Oh man... I've got the New Band Fear (tm).

Before I get round to explaining just what the hell that is, I thought I'd just say a few words about what I'm trying to do here. Meta-blogging I suppose you could call it. Bascially I thought this blog would be a tad dull if it was just me talking about my favourite music for days on end (though I could do that very easily). So I decided to add in some of my personal experiences of playing music. Y'know - to add a human aspect, and shit like that. Keep this in the back of your mind, for I shall return to it later, in sexy and exciting ways. Or let it be a complete surprise next time. Whichever.

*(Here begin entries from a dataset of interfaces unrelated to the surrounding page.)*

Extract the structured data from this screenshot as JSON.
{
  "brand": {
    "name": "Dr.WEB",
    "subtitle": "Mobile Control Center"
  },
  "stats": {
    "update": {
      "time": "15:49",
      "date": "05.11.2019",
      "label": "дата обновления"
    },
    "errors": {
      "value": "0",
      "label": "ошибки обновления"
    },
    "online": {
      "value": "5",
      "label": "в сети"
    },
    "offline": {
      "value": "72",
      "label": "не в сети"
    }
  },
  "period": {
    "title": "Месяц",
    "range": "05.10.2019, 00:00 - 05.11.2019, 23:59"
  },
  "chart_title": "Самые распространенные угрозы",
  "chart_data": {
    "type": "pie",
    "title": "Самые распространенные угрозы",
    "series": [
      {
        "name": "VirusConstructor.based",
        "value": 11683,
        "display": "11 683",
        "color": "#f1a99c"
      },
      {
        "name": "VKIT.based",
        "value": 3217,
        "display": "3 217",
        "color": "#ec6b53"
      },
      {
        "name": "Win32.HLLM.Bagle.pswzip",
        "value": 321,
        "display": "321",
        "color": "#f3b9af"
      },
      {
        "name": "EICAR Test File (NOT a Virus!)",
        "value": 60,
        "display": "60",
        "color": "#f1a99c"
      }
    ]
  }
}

Anyway, back to the New Band Fear (tm). After all my wittering about wanting to be in a band at Oxford, a friend has got a band together to play her songs and has asked me to play bass. Our first practice is tomorrow. And I've got the fear.

It's always slightly intimidating playing music with new people (and I am a pretty massive wuss at times), because you haven't got used to how they work and you don't know if you'll click. I worry that everyone will sit around, not knowing what to do and just noodling around on their instruments aimlessly for hours. I've seen it happen, which might be why I'm so worried about it.

Even worse I worry that everyone else will be happily working on stuff while I sit in the corner, unable to follow what's going on. In my worst nightmares (figuratively speaking) a guitarist who completely puts me to shame will announce "It's perfectly simple, it's a simple 12 bar Aeolian progression, with a flattened sixth and an inversion on the relative minor" and I'll look nervous, fumble with my bass and be relegated to making the tea and playing root notes. That's the New Band Fear (tm).

I guess I'm just unduly nervous that my lack of real musical talent will become apparent at some point and all my dreams will shatter. It doesn't help that this new musical project has arrived slap bang in the middle of one of the worst creative droughts I've suffered in recent memory.

Christ, I'm being awfully dramatic. It's not like I'm jamming with Steve Vai or anything. I think I'll just take lots of drugs to relax me. There's no way that could be a bad idea.

1 comment:

Anonymous said...

"everyone else will be happily working on stuff while I sit in the corner, unable to follow what's going on"

Yeah, like that's ever happened (it's never happened). Chill OUT, man.